Coding, the transformation of information from the questionnaire to machine readable form, is likewise done in the field offices. Machine processing involves all operations that are done with the use of a computer and/or its accessories, that is, from data encoding to tabulation. Coded data are usually in such media as tapes and diskettes. Machine editing is preferred to ensure correctness of encoded information. CSPro 2.5 was used in the data entry and tabulations. Except for sample completeness check and verification of geographic identification that are the responsibility of the Income and Employment Statistics Division (IESD), some imputations and corrections of entries are done mechanically. For this round, preliminary and final tabulations are done at the Central Office.
Results of the survey can be viewed in http://www.census.gov.ph/data/pressrelease/2007/lf0701tx.html
Division Chief, Income and Employment Statistics Division
This (Census/Survey) conforms to the provisions of confidentiality stated under Section 4 of Commonwealth Act No. 591, which says that the "Data furnished to the Bureau of Census and Statistics (BCS) now known as the National Statistics Office, by an individual, corporation, partnership, institution or business enterprise shall not be used as evidence in any court or in any public office either as evidence against the individual, corporation, association, partnership, institution, or business enterprise from whom such data emanates; nor shall such data or information be divulged to any person except authorized employees of the BCS acting in the performance of their duties; nor shall such data be published except in the form of summaries or statistical tables in which no reference to an individual, corporation, association, partnership, institution or business enterprise shall appear."
Authorization to use this data is granted only to the client or data user and persons within its organization, if applicable. Under no circumstances shall the client reproduce, distribute, sell or lend the entire data or parts thereof to any other data user apart from himself or that of authorized employees in his organization. The NSO shall hold the data user fully responsible for safeguarding the data from any unauthorized access or use.
Before being granted access to the dataset, all users have to formally agree:
1. To make no copies of any files or portions of files to which s/he is granted access except those authorized by the NSO.
2. Not to use any technique in an attempt to learn the identity of any person, establishment, or sampling unit not identified in the dataset.

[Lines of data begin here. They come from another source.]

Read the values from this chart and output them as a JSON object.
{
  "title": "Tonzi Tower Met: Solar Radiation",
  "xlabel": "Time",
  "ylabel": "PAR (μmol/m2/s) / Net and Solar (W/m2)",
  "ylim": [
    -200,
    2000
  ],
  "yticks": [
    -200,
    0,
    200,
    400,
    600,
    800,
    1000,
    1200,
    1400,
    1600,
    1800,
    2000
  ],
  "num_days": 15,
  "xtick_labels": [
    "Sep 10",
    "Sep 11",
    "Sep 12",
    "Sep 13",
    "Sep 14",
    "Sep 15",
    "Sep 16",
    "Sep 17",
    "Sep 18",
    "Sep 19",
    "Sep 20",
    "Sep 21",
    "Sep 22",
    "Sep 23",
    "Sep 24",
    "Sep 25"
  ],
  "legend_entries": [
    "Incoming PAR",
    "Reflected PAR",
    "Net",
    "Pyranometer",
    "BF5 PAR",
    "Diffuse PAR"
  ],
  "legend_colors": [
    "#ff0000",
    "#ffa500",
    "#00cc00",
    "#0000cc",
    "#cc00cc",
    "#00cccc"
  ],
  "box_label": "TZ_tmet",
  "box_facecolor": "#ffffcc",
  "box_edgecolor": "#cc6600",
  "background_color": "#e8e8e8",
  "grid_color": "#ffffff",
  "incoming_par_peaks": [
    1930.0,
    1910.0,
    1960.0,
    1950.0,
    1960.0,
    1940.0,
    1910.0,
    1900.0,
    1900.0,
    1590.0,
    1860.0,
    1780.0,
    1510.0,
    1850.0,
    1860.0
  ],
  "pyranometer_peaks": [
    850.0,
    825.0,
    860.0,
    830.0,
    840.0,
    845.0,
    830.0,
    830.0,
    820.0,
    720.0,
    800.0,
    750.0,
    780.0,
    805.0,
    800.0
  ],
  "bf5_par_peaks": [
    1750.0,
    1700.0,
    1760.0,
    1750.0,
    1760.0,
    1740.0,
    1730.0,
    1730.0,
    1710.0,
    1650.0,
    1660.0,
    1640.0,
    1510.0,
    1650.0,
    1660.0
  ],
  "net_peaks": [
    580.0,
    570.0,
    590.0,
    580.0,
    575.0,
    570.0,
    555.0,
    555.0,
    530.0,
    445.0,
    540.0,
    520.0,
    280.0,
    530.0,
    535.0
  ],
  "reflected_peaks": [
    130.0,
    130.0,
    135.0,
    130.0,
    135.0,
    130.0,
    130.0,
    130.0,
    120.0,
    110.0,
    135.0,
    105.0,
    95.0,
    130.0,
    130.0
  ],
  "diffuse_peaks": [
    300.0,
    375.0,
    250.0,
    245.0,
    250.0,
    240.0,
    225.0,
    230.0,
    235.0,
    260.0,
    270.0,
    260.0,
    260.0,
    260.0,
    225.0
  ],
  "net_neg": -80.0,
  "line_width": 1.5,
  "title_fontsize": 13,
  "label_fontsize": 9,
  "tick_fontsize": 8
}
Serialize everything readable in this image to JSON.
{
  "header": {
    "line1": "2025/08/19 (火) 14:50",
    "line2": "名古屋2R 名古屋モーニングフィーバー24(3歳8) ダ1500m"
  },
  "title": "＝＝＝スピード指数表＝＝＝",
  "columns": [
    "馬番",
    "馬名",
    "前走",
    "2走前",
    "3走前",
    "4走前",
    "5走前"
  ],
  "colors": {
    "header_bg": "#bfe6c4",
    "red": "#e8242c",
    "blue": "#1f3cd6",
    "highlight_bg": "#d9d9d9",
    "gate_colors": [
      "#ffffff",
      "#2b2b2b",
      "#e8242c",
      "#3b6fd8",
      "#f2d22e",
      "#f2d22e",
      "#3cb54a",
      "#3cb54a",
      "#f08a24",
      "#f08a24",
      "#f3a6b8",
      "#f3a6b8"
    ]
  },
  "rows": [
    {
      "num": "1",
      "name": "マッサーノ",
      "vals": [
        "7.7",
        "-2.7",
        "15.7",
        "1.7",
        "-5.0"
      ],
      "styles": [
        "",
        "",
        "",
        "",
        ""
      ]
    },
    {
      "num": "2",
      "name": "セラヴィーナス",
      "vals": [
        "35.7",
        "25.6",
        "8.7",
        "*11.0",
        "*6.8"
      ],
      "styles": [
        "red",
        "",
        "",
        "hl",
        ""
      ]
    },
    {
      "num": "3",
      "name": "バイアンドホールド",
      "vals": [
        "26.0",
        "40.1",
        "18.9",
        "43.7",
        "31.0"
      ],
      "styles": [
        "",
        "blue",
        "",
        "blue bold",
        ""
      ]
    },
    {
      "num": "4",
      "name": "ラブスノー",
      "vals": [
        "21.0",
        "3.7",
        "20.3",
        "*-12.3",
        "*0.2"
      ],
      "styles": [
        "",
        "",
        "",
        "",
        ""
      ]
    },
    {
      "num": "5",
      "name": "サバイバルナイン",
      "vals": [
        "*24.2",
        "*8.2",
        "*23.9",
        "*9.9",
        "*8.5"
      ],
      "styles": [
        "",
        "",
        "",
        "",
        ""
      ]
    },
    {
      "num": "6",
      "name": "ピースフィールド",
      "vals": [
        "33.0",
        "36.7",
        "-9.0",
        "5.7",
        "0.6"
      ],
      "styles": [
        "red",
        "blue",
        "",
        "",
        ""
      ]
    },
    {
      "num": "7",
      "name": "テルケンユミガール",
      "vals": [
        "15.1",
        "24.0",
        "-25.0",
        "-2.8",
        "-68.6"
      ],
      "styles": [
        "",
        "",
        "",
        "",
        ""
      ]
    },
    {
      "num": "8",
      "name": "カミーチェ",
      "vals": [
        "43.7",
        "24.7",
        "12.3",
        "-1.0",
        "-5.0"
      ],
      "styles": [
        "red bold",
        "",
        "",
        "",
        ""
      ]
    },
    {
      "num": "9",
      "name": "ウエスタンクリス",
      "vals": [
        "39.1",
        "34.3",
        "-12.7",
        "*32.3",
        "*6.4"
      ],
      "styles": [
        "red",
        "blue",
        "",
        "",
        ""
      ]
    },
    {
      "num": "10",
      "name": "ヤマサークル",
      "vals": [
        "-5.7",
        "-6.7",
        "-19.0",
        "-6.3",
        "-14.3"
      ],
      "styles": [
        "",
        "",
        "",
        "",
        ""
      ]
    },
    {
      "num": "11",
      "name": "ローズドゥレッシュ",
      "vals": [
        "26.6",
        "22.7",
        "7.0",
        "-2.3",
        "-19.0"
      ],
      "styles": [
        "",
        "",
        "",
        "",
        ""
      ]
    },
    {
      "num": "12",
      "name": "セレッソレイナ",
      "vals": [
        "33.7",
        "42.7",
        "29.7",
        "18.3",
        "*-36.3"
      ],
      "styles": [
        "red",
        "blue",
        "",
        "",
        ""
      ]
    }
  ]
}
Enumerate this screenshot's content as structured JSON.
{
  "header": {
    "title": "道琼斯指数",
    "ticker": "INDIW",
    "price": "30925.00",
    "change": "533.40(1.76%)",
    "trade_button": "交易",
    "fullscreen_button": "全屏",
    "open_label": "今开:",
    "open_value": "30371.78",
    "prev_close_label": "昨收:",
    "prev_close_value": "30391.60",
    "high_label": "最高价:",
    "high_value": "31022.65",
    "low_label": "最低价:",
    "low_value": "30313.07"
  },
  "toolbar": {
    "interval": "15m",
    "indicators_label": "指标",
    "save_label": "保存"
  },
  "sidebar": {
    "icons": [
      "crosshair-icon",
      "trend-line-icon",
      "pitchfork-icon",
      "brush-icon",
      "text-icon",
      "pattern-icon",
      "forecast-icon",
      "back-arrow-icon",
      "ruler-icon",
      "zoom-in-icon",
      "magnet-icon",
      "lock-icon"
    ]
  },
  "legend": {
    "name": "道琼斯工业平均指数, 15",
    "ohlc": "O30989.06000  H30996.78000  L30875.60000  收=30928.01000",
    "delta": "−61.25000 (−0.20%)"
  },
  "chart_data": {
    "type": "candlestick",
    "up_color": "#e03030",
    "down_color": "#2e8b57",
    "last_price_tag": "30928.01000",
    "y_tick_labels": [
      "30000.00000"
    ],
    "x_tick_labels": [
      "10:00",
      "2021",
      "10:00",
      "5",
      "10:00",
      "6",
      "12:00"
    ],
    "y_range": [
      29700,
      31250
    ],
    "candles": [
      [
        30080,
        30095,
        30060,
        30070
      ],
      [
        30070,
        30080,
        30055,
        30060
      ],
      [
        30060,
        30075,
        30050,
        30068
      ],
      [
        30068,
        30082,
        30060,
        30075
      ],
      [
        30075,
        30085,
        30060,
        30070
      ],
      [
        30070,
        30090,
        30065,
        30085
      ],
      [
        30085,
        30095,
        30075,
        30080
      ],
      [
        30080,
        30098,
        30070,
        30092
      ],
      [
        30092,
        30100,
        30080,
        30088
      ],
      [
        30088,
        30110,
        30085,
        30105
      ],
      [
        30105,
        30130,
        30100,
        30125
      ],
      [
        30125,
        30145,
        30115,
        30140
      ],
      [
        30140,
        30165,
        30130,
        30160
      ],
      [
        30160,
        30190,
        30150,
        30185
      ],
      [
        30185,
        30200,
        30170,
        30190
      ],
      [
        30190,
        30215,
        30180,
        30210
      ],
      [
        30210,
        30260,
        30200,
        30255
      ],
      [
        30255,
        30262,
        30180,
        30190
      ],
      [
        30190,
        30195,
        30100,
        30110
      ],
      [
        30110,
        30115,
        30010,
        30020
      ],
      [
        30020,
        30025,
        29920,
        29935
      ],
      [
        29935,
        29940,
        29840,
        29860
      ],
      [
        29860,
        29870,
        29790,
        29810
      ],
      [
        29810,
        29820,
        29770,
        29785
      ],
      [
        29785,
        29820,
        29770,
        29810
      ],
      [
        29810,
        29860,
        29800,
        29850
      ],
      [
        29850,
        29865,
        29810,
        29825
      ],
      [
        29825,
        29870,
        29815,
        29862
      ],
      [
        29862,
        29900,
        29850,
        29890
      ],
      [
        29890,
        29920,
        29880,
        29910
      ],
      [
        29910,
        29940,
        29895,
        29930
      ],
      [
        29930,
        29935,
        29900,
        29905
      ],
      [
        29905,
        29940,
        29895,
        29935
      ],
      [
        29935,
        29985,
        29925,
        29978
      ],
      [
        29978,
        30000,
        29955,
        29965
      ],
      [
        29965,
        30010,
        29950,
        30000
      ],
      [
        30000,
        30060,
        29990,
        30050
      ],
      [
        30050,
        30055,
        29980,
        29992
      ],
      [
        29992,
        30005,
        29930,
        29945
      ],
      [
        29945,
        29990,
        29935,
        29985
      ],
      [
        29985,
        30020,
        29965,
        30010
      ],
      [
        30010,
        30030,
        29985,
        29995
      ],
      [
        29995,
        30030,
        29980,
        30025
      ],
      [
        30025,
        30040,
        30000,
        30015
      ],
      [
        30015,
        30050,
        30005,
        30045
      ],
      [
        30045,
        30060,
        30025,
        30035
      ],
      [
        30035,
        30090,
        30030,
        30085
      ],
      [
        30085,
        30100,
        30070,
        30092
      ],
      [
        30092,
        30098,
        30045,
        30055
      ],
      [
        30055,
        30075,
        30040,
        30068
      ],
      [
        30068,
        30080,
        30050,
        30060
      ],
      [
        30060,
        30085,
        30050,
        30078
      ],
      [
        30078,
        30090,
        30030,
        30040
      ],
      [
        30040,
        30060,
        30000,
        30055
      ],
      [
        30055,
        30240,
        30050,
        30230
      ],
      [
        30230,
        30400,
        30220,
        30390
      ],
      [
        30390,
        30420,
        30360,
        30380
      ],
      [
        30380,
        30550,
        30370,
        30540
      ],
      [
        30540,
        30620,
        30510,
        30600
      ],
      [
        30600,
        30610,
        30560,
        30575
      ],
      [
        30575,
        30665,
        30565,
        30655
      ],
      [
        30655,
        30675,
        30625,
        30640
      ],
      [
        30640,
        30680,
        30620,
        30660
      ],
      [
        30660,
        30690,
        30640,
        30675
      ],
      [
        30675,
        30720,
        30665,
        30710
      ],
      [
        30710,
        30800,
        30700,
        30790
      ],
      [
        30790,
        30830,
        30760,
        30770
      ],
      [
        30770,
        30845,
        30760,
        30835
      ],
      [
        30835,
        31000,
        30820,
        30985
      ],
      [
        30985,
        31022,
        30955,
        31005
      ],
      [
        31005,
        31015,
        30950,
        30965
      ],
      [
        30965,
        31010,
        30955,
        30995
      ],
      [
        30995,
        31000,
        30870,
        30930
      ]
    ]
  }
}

3. To hold in strictest confidence the identification of any establishment or individual that may be inadvertently revealed in any documents or discussion, or analysis. Such inadvertent identification revealed in her/his analysis will be immediately be reported to the NSO.
Any report, paper or similar articles, whether published or not, emanating from the use of this data shall give appropriate acknowledgement as suggested herein, “(Title of Census/Survey, version number and date), National Statistics Office, Manila, Philippines”, as the source of basic data. The data user or client is encouraged to provide NSO with a copy of such report, paper or article. It is understood that unless expressly allowed by the client, such report, paper or article shall not be used for any purpose other than monitoring.